On peut noter dans un premier temps que la théorie économique étudiant les caractéristiques d’une ZMO est assez récente dans l’histoire (début des années 1960’), mais cette théorie va prendre de l’ampleur et serra essentielle pour comprendre les différents choix européens d’adopter ou non la monnaie unique européenne, à savoir l’euro.

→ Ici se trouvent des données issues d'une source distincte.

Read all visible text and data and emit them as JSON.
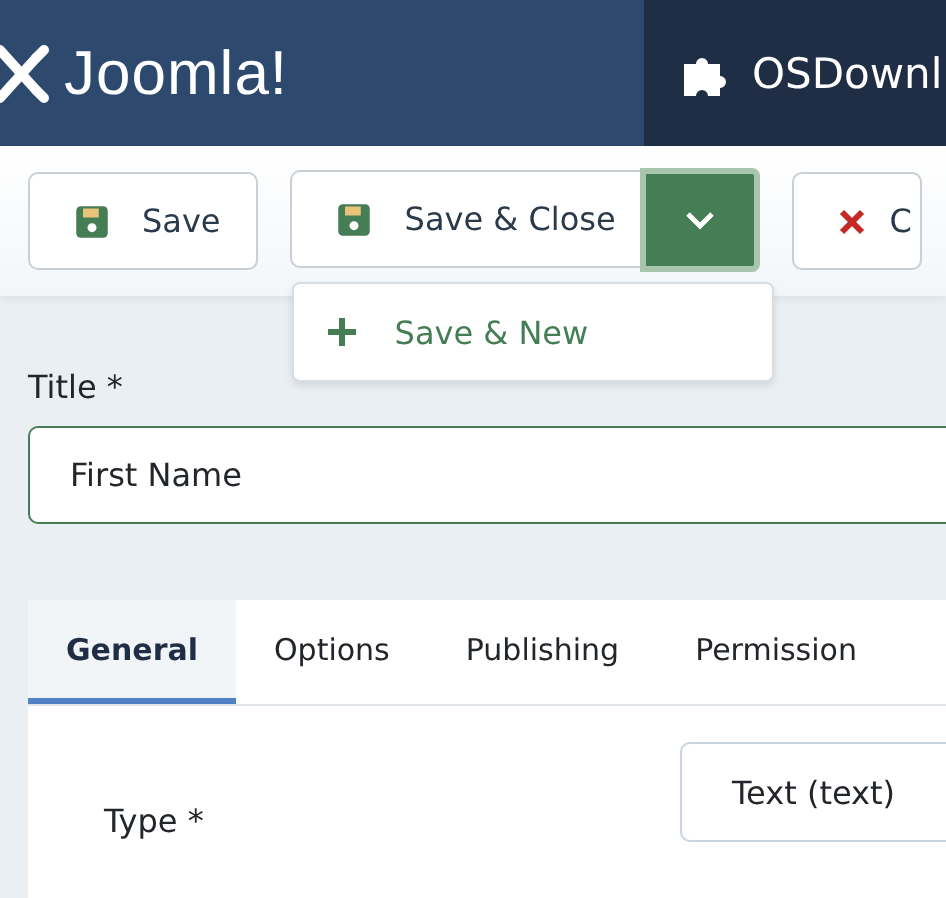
{
  "header": {
    "brand": "Joomla!",
    "component_title": "OSDownl"
  },
  "toolbar": {
    "buttons": [
      {
        "label": "Save",
        "kind": "save"
      },
      {
        "label": "Save & Close",
        "kind": "save"
      }
    ],
    "dropdown": {
      "expanded": true,
      "items": [
        {
          "label": "Save & New"
        }
      ]
    },
    "cancel": {
      "label": "C"
    }
  },
  "title_field": {
    "label": "Title *",
    "value": "First Name"
  },
  "tabs": [
    {
      "label": "General",
      "selected": true
    },
    {
      "label": "Options",
      "selected": false
    },
    {
      "label": "Publishing",
      "selected": false
    },
    {
      "label": "Permission",
      "selected": false
    }
  ],
  "general": {
    "type_label": "Type *",
    "type_value": "Text (text)"
  }
}
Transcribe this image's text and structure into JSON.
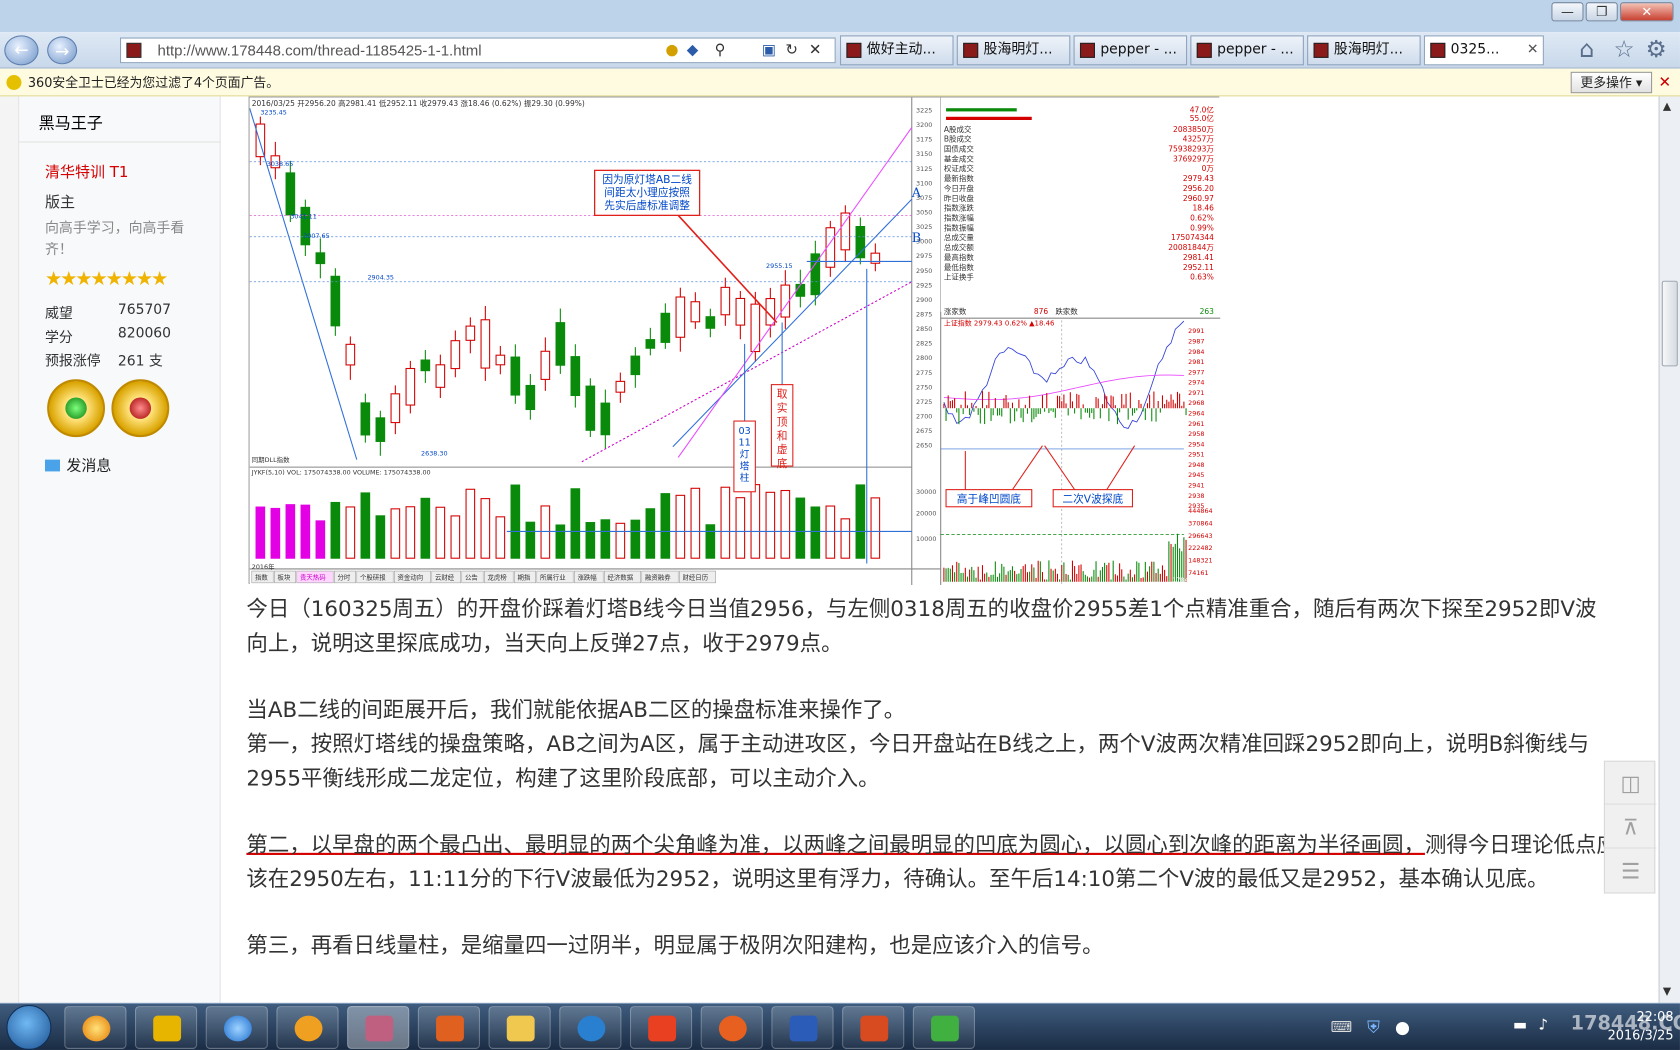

Robert Mundell (1961) mettait en évidence que l’impossibilité d’agir sur le taux de change (en raison de la monnaie unique) en cas de choc asymétrique dans un pays devait pouvoir être compensée par la mobilité des facteurs de production (capital, travail). Par exemple, si un pays est touché par un manque de demande pour le pétrole, il faut absolument que le facteur travail soit libre de se déplacer comme il veut pour aller chercher du travail dans une autre région et surtout dans un autre secteur. Ainsi, le facteur travail aurait pu rétablir l’équilibre sur le marché du travail (par une baisse de l’offre), sans la nécessité absolue de dévaluer. Ainsi, ce qu’il faut retenir de l’analyse de Mundel par rapport aux ZMO, c’est qu’il faut adopter une monnaie unique ou conclure un accord monétaire si le facteur travail est mobile. Ainsi, dans les conditions où une dévaluation de la monnaie ne sera pas possible, seule une mobilité des facteurs à l’intérieur de l’union monétaire plus forte qu’à l’extérieur permettra de contrebalancer l’absence de taux de change flexible. Cependant si l’on compare cette théorie à la situation européenne actuelle on peut noter que le facteur travail n’est pas si mobile que cela à cause de la diversité culturelle présente dans les différents pays de l’Union. Notons qu’en 2010, 3% seulement des citoyens européens en âge de travailler résidaient dans un autre pays de l’UE-27.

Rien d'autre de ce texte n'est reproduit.